Two important concepts when dealing with battery efficiency are energy density and power density.

Energy density is the amount of energy the battery can store in comparison to mass.

Power density is the amount of power generated in comparison to mass. This is how quickly the battery can discharge.

Fun analogy time! Energy density is like the size of a bathtub. Power density is how fast the bathtub can be drained.

History of Li-ion Batteries

In 1994, graphite anodes allowed Li-ions to become commercially viable and are still used in the vast majority of anodes.

It’s low-cost, abundant, and offers solid energy and power density.

Starting from 2010, research and development focus on increasing energy and power density by incorporating silicon (SiOx) or even switching to silicon anodes.

Silicon Anodes in Li-ion Batteries?

Silicon is already used in computer chips and other tech-y products (cue Silicon Valley).

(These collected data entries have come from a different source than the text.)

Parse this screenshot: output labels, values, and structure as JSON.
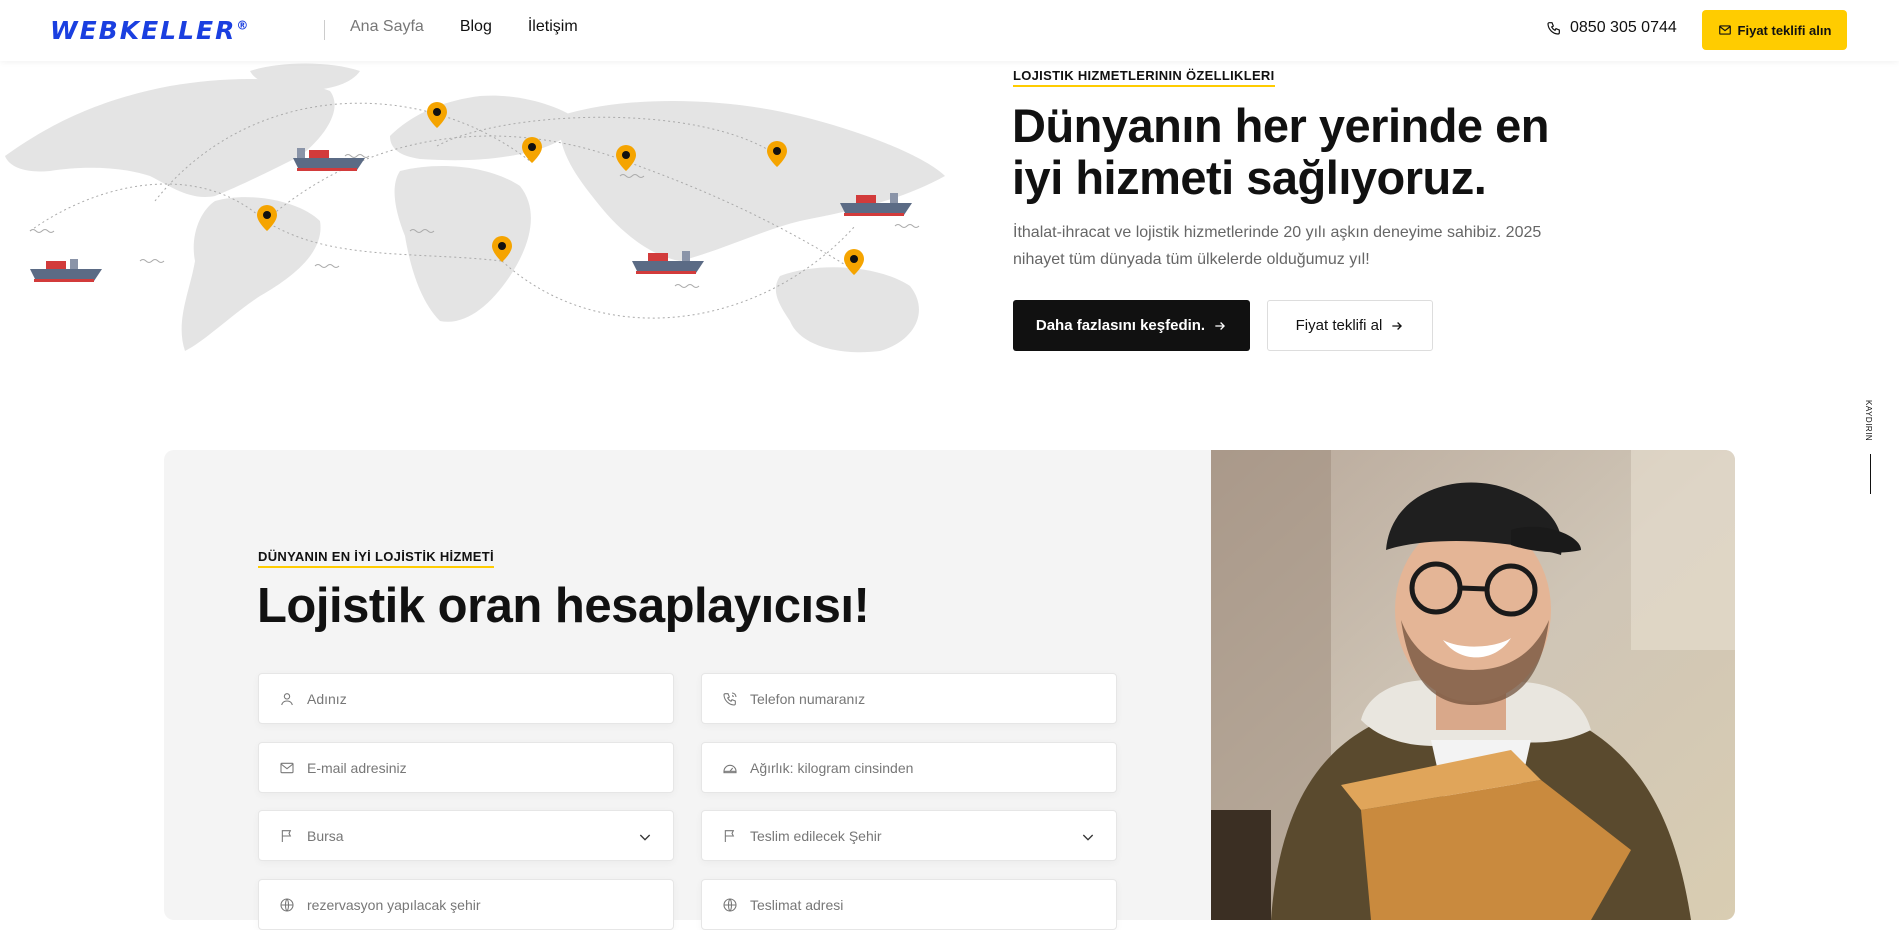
{
  "header": {
    "logo_text": "WEBKELLER",
    "logo_mark": "®",
    "nav": [
      "Ana Sayfa",
      "Blog",
      "İletişim"
    ],
    "phone": "0850 305 0744",
    "quote_button": "Fiyat teklifi alın",
    "phone_icon": "phone-icon",
    "mail_icon": "mail-icon"
  },
  "hero": {
    "eyebrow": "LOJISTIK HIZMETLERININ ÖZELLIKLERI",
    "title": "Dünyanın her yerinde en iyi hizmeti sağlıyoruz.",
    "text": "İthalat-ihracat ve lojistik hizmetlerinde 20 yılı aşkın deneyime sahibiz. 2025 nihayet tüm dünyada tüm ülkelerde olduğumuz yıl!",
    "primary_button": "Daha fazlasını keşfedin.",
    "secondary_button": "Fiyat teklifi al"
  },
  "scroll_label": "KAYDIRIN",
  "calculator": {
    "eyebrow": "DÜNYANIN EN İYİ LOJİSTİK HİZMETİ",
    "title": "Lojistik oran hesaplayıcısı!",
    "fields": {
      "name": "Adınız",
      "phone": "Telefon numaranız",
      "email": "E-mail adresiniz",
      "weight": "Ağırlık: kilogram cinsinden",
      "origin_city": "Bursa",
      "destination_city": "Teslim edilecek Şehir",
      "reservation_city": "rezervasyon yapılacak şehir",
      "delivery_address": "Teslimat adresi"
    }
  },
  "colors": {
    "accent": "#ffcc00",
    "brand_blue": "#1a3fe0",
    "dark": "#111111",
    "pin": "#f5a400"
  }
}
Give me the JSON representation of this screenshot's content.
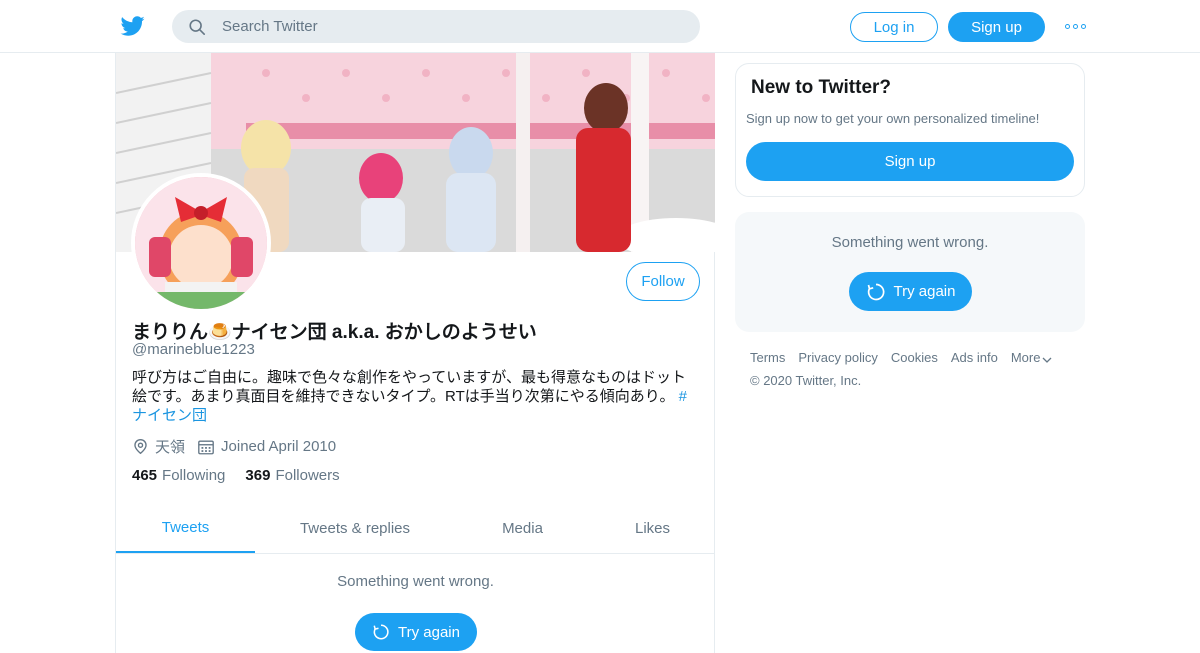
{
  "header": {
    "search_placeholder": "Search Twitter",
    "login_label": "Log in",
    "signup_label": "Sign up"
  },
  "profile": {
    "display_name": "まりりん🍮ナイセン団 a.k.a. おかしのようせい",
    "handle": "@marineblue1223",
    "bio_text": "呼び方はご自由に。趣味で色々な創作をやっていますが、最も得意なものはドット絵です。あまり真面目を維持できないタイプ。RTは手当り次第にやる傾向あり。",
    "bio_hashtag": "#ナイセン団",
    "location": "天領",
    "joined": "Joined April 2010",
    "following_count": "465",
    "following_label": "Following",
    "followers_count": "369",
    "followers_label": "Followers",
    "follow_label": "Follow"
  },
  "tabs": [
    {
      "label": "Tweets",
      "active": true
    },
    {
      "label": "Tweets & replies",
      "active": false
    },
    {
      "label": "Media",
      "active": false
    },
    {
      "label": "Likes",
      "active": false
    }
  ],
  "timeline": {
    "error_text": "Something went wrong.",
    "try_again_label": "Try again"
  },
  "sidebar": {
    "new_title": "New to Twitter?",
    "new_text": "Sign up now to get your own personalized timeline!",
    "signup_label": "Sign up",
    "error_text": "Something went wrong.",
    "try_again_label": "Try again"
  },
  "footer": {
    "links": [
      "Terms",
      "Privacy policy",
      "Cookies",
      "Ads info",
      "More"
    ],
    "copyright": "© 2020 Twitter, Inc."
  },
  "colors": {
    "accent": "#1da1f2",
    "secondary_text": "#657786",
    "border": "#e6ecf0"
  },
  "icons": [
    "twitter-logo-icon",
    "search-icon",
    "more-icon",
    "location-icon",
    "calendar-icon",
    "refresh-icon",
    "chevron-down-icon"
  ]
}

It can hold 10x the electrical charge per gram in comparison to graphite.

So, with a theoretical capacity of 10x graphite, it has the potential to at least double the capacity of lithium-ions.

New problem…

Silicon’s ability to absorb lithium and expand during charging actually causes a problem: it breaks down quickly.

Even thorough silicon can take on more lithium than graphite, it expands around 300% when it encounters lithium and is too weak to withstand the pressure of the electrode.

Before we despair, scientists are exploring ways to protect the silicon. One of them is creating a gatekeeper. This means creating a coating over the silicon to allow the lithium ions in and out of the anode without other components of the electrolyte interfering.

What now?

Will graphite remain an essential part of lithium-ion batteries in the near future? Probably yes.

Is the research into silicon promising? Hopefully.